Fabrice Drouin [ARCHIVE] on Nostr: 📅 Original date posted:2019-01-08 📝 Original message: On Tue, 8 Jan 2019 at ...
📅 Original date posted:2019-01-08
📝 Original message:
On Tue, 8 Jan 2019 at 17:11, Christian Decker
<decker.christian at gmail.com> wrote:
>
> Rusty Russell <rusty at rustcorp.com.au> writes:
> > Fortunately, this seems fairly easy to handle: discard the newer
> > duplicate (unless > 1 week old). For future more advanced
> > reconstruction schemes (eg. INV or minisketch), we could remember the
> > latest timestamp of the duplicate, so we can avoid requesting it again.
>
> Unfortunately this assumes that you have a single update partner, and
> still results in flaps, and might even result in a stuck state for some
> channels.
>
> Assume that we have a network in which a node D receives the updates
> from a node A through two or more separate paths:
>
> A --- B --- D
> \--- C ---/
>
> And let's assume that some channel of A (c_A) is flapping (not the ones
> to B and C). A will send out two updates, one disables and the other one
> re-enables c_A, otherwise they are identical (timestamp and signature
> are different as well of course). The flush interval in B is sufficient
> to see both updates before flushing, hence both updates get dropped and
> nothing apparently changed (D doesn't get told about anything from
> B).
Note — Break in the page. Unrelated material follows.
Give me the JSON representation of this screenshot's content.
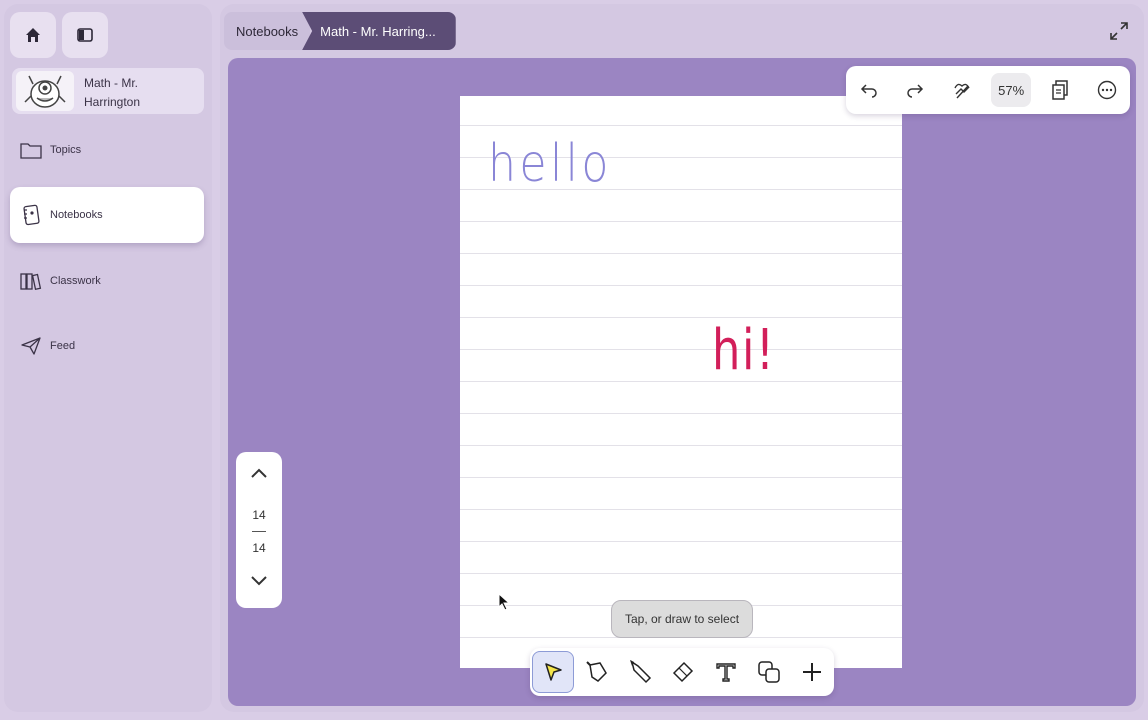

The flush interval of C triggers after getting the re-enable, and D
> gets the disabling update, followed by the enabling update once C's
> flush interval triggers again. Worse if the connection A-C gets severed
> between the updates, now C and D learned that the channel is disabled
> and will not get the re-enabling update since B has dropped that one
> altogether. If B now gets told by D about the disable, it'll also go
> "ok, I'll disable it as well", leaving the entire network believing that
> the channel is disabled.
>
> This is really hard to debug, since A has sent a re-enabling
> channel_update, but everybody is stuck in the old state.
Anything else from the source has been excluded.